15% Conversion Premium will result in 0.886% Coupon rate. The advantages for this lower
conversion premium is that it provides greater upside equity potential for the investors and thus
have very lower coupon payment for the company. However the risk of dilution arises and the
management would be very much disappointed with this option as this lower premium would
give negative signal in the market about the management’s lack of confidence in the upside
potential of the stock This has advantages and disadvantages for both the issuing company and
investors.
25% Conversion Premium

MoGen is to have a convertible debt offering with 25% conversion premium and a coupon
rate1.923%. The advantage for investors is that the coupon rate is much lower than the YTM
(Yield to Maturity of 5.75%). However the conversion premium is not high to attract investors.

40% Conversion Premium

The Higher conversion premium is compensated for investors with 3.053% of the coupon rate.
This option would benefit the management the most they believed that MoGen stock is selling in
depressed price which the investors are benefited. For company a higher conversion premium is
better as it will be much less likely for the stock to reach it making it
a better offering for MoGen. However the negative side is that such high conversion premium
would result in demand shrink and liquidity of the issue which is a substantial amount of $ 5
billion.

Recommendation: Conclusion Remarks


Question: As MoGen’s CEO, what do like and not like about this proposal from Merrill Lynch?
In particular, do you like the 25% conversion premium? The coupon rate?
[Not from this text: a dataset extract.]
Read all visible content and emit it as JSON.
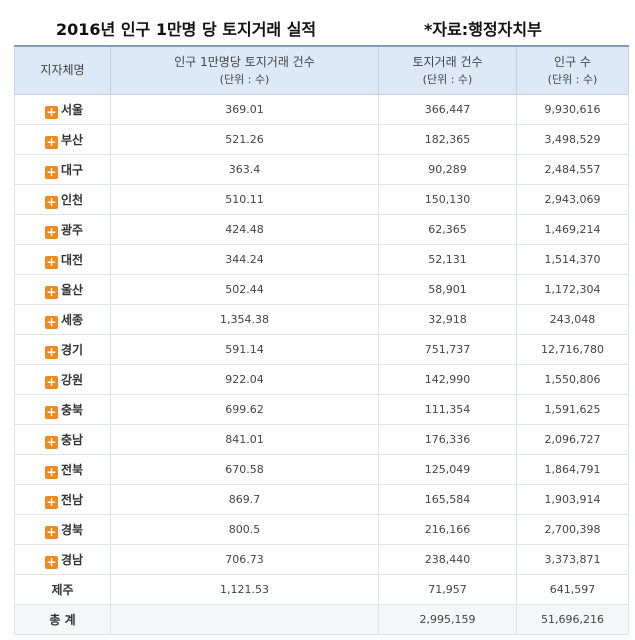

Yes according to our analysis the 25% conversion premium is the best and Maanvi can easily
convince the management over its reservations because:

1) Valuing the sentiments of the fundamental investors. Out of the two investor groups the
companies prefer to attract fundamental investors over the hedge funds because they look
into account the long term view of their investment. Hence if the conversion premium is set
too high then the issue of securities won’t be favorable for the fundamental investors with
higher speculations and lesser upside equity potential. Thus the higher conversion premium
for an issue as huge as 5 Billion, there is a substantial risk of volatility associated with the
premium of 40%. Adding to that, the company would have to offer a very high coupon rate
to the investors to offset the premium.
2) Treasury Stock Method for the structure of the convertible issue. With the lower
conversion premium management has the reservations to the dilution of EPS as the bond
will be converted quickly with little appreciation in prices. However the Treasury Stock
structure is already protecting the management by reporting only shares representing excess
of the bonds conversion value over the principal amount. Had management preferred the
option of if-converted method, then the shares would have been diluted with the full amount
of bond. But the management is already avoiding this option due to its share repurchase
policy. Hence the investor in the Treasury-Stock method would be more benefited from
lower conversion premium.
3) Stock price expectations.
The compound annualized growth rate in the stock prices for the period since 2001 till 2005
has been XXX%. The company previously issued convertible bonds in 2003 when stock
price was $61 and conversion price of $90. Five years down this has not been converted as
the stock market has not reached that price. This makes investors to be skeptic about the
stock appreciation and their aspects of equity upside potential. The coupon payment of 25%
is lesser than this option too.

Hence the option of 25% premium is optimum considering the size of the offering,
investor’s profile, their previous experiences and their expectations.